Bozar’s flagship exhibition for spring is Sultan’s World, exploring the art of the Ottoman Empire between 1453 and 1606 (pictured). It focuses on the influence of the empire on foreign artists during this turbulent Renaissance period, including Dürer, Memling, Bellini and Le Tintoret. The show also looks into the image of the Turk, frequently filled with fear and prejudice. Consisting of some 160 works of art and objects gathered from around the world, the exhibition will later move to Krakow. It is part of an international project Ottomans and Europeans, reflecting on five centuries of cultural relations. Until May 31
Fine art and antiques fair Eurantica attracts an increasingly international audience. At Brussels Expo from 25 March to 3 April, the 30th edition is home to 120 Belgian and foreign dealers. Collectors will be spoilt for choice with objects from around the world, from antiquity to the modern period. The fair’s theme – the portrait – includes an exhibition of contemporary portraits by Brussels photographer Anne-Catherine Chevalier (pictured). And Eurantica also pays tribute to Brussels and the great artistic names that have passed through the city, including Pieter Brueghel the Elder, Fernand Khnoff, René Magritte, Constantin Meunier, as well as designers Victor Horta and Jules Wabbes, among others.

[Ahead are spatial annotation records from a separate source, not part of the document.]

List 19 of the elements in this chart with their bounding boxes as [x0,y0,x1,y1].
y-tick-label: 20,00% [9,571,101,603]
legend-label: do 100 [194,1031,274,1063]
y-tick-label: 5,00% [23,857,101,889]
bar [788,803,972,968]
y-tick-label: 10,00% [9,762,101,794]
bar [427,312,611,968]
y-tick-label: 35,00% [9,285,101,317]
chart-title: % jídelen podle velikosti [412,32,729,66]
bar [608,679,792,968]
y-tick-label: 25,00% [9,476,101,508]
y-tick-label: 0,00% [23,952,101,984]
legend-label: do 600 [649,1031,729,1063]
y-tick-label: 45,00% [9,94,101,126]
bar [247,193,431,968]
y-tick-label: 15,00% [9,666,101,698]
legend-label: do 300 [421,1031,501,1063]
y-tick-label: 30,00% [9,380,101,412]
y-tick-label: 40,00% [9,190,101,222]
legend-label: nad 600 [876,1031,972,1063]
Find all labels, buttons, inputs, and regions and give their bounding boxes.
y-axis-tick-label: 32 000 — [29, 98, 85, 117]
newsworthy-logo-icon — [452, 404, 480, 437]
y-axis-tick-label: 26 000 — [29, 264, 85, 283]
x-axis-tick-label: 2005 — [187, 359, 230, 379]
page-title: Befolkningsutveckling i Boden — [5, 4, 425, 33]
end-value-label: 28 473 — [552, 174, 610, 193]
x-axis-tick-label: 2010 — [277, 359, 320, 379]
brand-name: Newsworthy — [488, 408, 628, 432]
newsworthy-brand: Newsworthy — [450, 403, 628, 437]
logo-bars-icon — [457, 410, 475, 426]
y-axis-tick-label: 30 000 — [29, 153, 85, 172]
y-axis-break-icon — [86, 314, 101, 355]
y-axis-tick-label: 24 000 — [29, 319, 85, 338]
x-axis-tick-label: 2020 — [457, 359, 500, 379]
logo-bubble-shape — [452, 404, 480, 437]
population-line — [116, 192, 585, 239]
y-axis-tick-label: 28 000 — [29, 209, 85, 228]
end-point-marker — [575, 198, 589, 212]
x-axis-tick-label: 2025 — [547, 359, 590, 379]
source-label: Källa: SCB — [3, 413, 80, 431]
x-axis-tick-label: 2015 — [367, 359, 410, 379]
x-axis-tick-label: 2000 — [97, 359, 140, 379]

British environmental activist Tristram Stuart speaks to the international networking club Full Circle on 26 March. As one of the most outspoken international campaigners against the global food waste scandal, he is the winner of the international environmental award, the Sophie Prize 2011. His initiatives include Feeding the 5000, a consciousness-raising campaign where 5000 members of the public are given a free lunch using ingredients that would otherwise have gone to waste.
The activist is the author of The Bloodless Revolution (2006) and Waste: Uncovering the Global Food Scandal (2009). Stuart will address the Full Circle’s talking heads walking dinner on Waste Not, Want Not, from 19.00-22.30. The city-centre location will be announced a few days before the event.